There was better news to report on the health front. The twin island republic has had one imported case of the novel coronavirus over the last month, which took the country’s tally to 117 confirmed cases since the first positive result in mid-March.
On Monday 8 June, barbers, hairdressers, domestic workers, gardeners and so on will return to work while, on Friday 12 June, all places of worships also re-open with the normal restrictions of sanitising, physical distancing and masks. Church services are limited to one hour.
By Monday 22 June, Rowley said the public service should ‘get back to normal’ with all workers returning to full shifts, Covid-19 guidelines notwithstanding. All public transportation will return to full capacity by then while bars, gyms, casinos, cinemas and in-house dining should also resume as well as beaches and rivers and sport activities without crowds.

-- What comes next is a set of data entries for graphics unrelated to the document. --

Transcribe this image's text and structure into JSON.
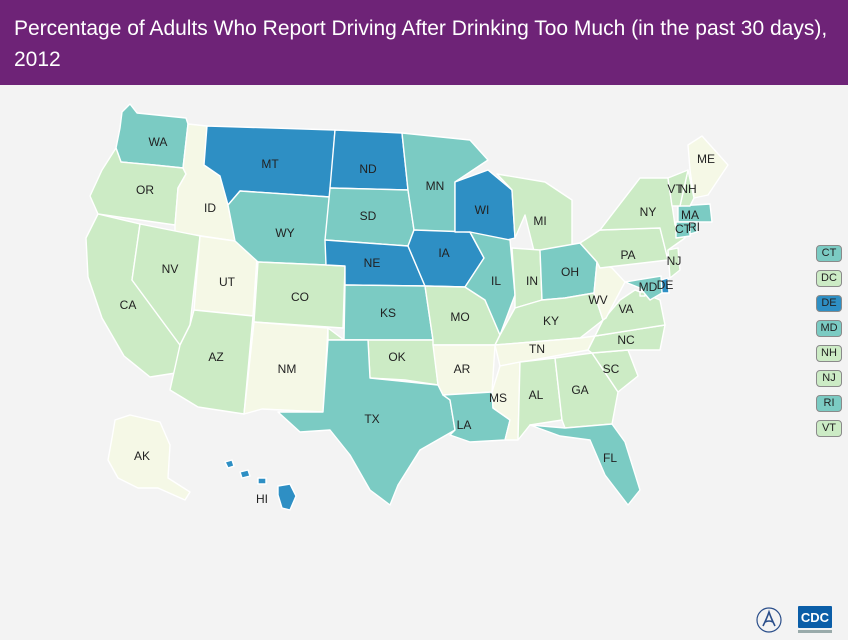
{
  "title": "Percentage of Adults Who Report Driving After Drinking Too Much (in the past 30 days), 2012",
  "colors": {
    "white": "#f5f8e6",
    "light": "#ccebc5",
    "mid": "#7bcbc3",
    "dark": "#2e8fc4"
  },
  "chart_data": {
    "type": "choropleth",
    "title": "Percentage of Adults Who Report Driving After Drinking Too Much (in the past 30 days), 2012",
    "levels": [
      "white",
      "light",
      "mid",
      "dark"
    ],
    "states": [
      {
        "abbr": "WA",
        "level": "mid"
      },
      {
        "abbr": "OR",
        "level": "light"
      },
      {
        "abbr": "CA",
        "level": "light"
      },
      {
        "abbr": "ID",
        "level": "white"
      },
      {
        "abbr": "NV",
        "level": "light"
      },
      {
        "abbr": "UT",
        "level": "white"
      },
      {
        "abbr": "AZ",
        "level": "light"
      },
      {
        "abbr": "MT",
        "level": "dark"
      },
      {
        "abbr": "WY",
        "level": "mid"
      },
      {
        "abbr": "CO",
        "level": "light"
      },
      {
        "abbr": "NM",
        "level": "white"
      },
      {
        "abbr": "ND",
        "level": "dark"
      },
      {
        "abbr": "SD",
        "level": "mid"
      },
      {
        "abbr": "NE",
        "level": "dark"
      },
      {
        "abbr": "KS",
        "level": "mid"
      },
      {
        "abbr": "OK",
        "level": "light"
      },
      {
        "abbr": "TX",
        "level": "mid"
      },
      {
        "abbr": "MN",
        "level": "mid"
      },
      {
        "abbr": "IA",
        "level": "dark"
      },
      {
        "abbr": "MO",
        "level": "light"
      },
      {
        "abbr": "AR",
        "level": "white"
      },
      {
        "abbr": "LA",
        "level": "mid"
      },
      {
        "abbr": "WI",
        "level": "dark"
      },
      {
        "abbr": "IL",
        "level": "mid"
      },
      {
        "abbr": "MI",
        "level": "light"
      },
      {
        "abbr": "IN",
        "level": "light"
      },
      {
        "abbr": "OH",
        "level": "mid"
      },
      {
        "abbr": "KY",
        "level": "light"
      },
      {
        "abbr": "TN",
        "level": "white"
      },
      {
        "abbr": "MS",
        "level": "white"
      },
      {
        "abbr": "AL",
        "level": "light"
      },
      {
        "abbr": "GA",
        "level": "light"
      },
      {
        "abbr": "FL",
        "level": "mid"
      },
      {
        "abbr": "SC",
        "level": "light"
      },
      {
        "abbr": "NC",
        "level": "light"
      },
      {
        "abbr": "VA",
        "level": "light"
      },
      {
        "abbr": "WV",
        "level": "white"
      },
      {
        "abbr": "PA",
        "level": "light"
      },
      {
        "abbr": "NY",
        "level": "light"
      },
      {
        "abbr": "ME",
        "level": "white"
      },
      {
        "abbr": "MA",
        "level": "mid"
      },
      {
        "abbr": "AK",
        "level": "white"
      },
      {
        "abbr": "HI",
        "level": "dark"
      },
      {
        "abbr": "CT",
        "level": "mid"
      },
      {
        "abbr": "DC",
        "level": "light"
      },
      {
        "abbr": "DE",
        "level": "dark"
      },
      {
        "abbr": "MD",
        "level": "mid"
      },
      {
        "abbr": "NH",
        "level": "light"
      },
      {
        "abbr": "NJ",
        "level": "light"
      },
      {
        "abbr": "RI",
        "level": "mid"
      },
      {
        "abbr": "VT",
        "level": "light"
      }
    ],
    "legend_small_states": [
      "CT",
      "DC",
      "DE",
      "MD",
      "NH",
      "NJ",
      "RI",
      "VT"
    ]
  },
  "logos": {
    "cdc": "CDC",
    "hhs": "hhs-seal-icon"
  }
}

The promised changes, Rowley noted, would only be affected if ‘something horrendous happens’. It should mean that the only things still closed by the end of June are schools and our international borders.

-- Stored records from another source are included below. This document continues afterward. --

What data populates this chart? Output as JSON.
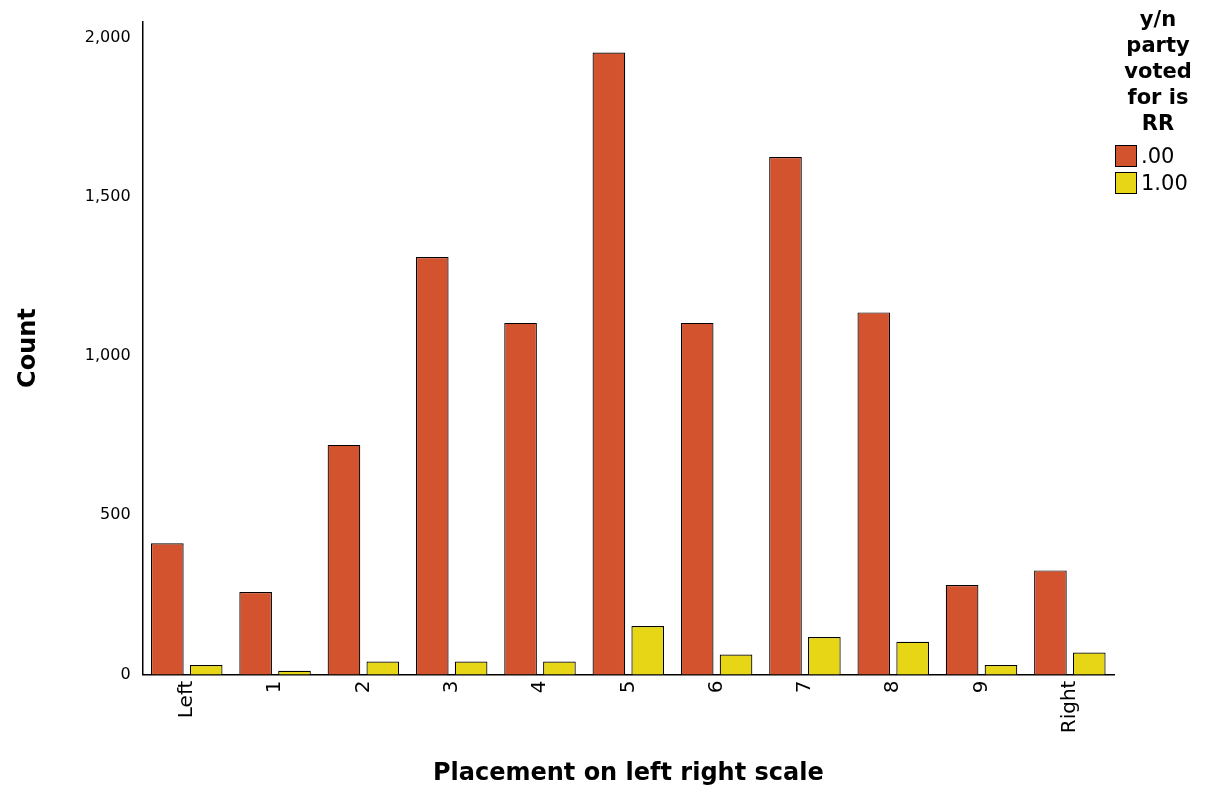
{
  "chart_data": {
    "type": "bar",
    "xlabel": "Placement on left right scale",
    "ylabel": "Count",
    "legend_title": "y/n party voted for is RR",
    "categories": [
      "Left",
      "1",
      "2",
      "3",
      "4",
      "5",
      "6",
      "7",
      "8",
      "9",
      "Right"
    ],
    "series": [
      {
        "name": ".00",
        "color": "#d4532f",
        "values": [
          412,
          259,
          721,
          1311,
          1104,
          1953,
          1104,
          1625,
          1137,
          281,
          327
        ]
      },
      {
        "name": "1.00",
        "color": "#e6d615",
        "values": [
          30,
          12,
          41,
          41,
          41,
          152,
          63,
          118,
          103,
          30,
          69
        ]
      }
    ],
    "ylim": [
      0,
      2050
    ],
    "yticks": [
      {
        "value": 0,
        "label": "0"
      },
      {
        "value": 500,
        "label": "500"
      },
      {
        "value": 1000,
        "label": "1,000"
      },
      {
        "value": 1500,
        "label": "1,500"
      },
      {
        "value": 2000,
        "label": "2,000"
      }
    ],
    "grid": false,
    "legend": "top right"
  }
}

Chief medical officer Dr Roshan Parasram noted that, in other countries, the reopening of schools generally led to a spike in infection rates within days. As such, all child-related events are postponed until September.
“Given all the things that have happened, this country should be back to 80 percent of is functionality [by 22 June] with the restriction of protocols of behaviour,” said Rowley.
Minister of National Security Stuart Young reiterated that exemptions for the return of nationals from abroad are given based on numbers of the group and what the public health sector can safely control.
On Friday 12 June, Young said between 326 to 360 Trinidad and Tobago cruise line workers are due to return to these shores. Those workers will be tested by local health care workers but, in a twist, will remain on the Royal Caribbean cruise ship to serve their 14 day quarantine.
The workers will each have their own cabin with bathroom facilities on the ship and will be monitored daily by local doctors.
Young also said over 300 students should return to Trinidad on Saturday and will be quarantined at the UWI St Augustine Campus.
“Everyone can come home but it is a managed process,” said Young. “They can’t all come at the same time.”
Rowley stressed that Trinidad and Tobago is not Covid-19 free and it is irresponsible for anyone to say so. However, he said we have a lot to be grateful for and again pointed to the Trinbagonians who are anxious to return from abroad.
“This could have been so much worse for us,” said Rowley. “[…] Apparently Trinidad is a real place now.”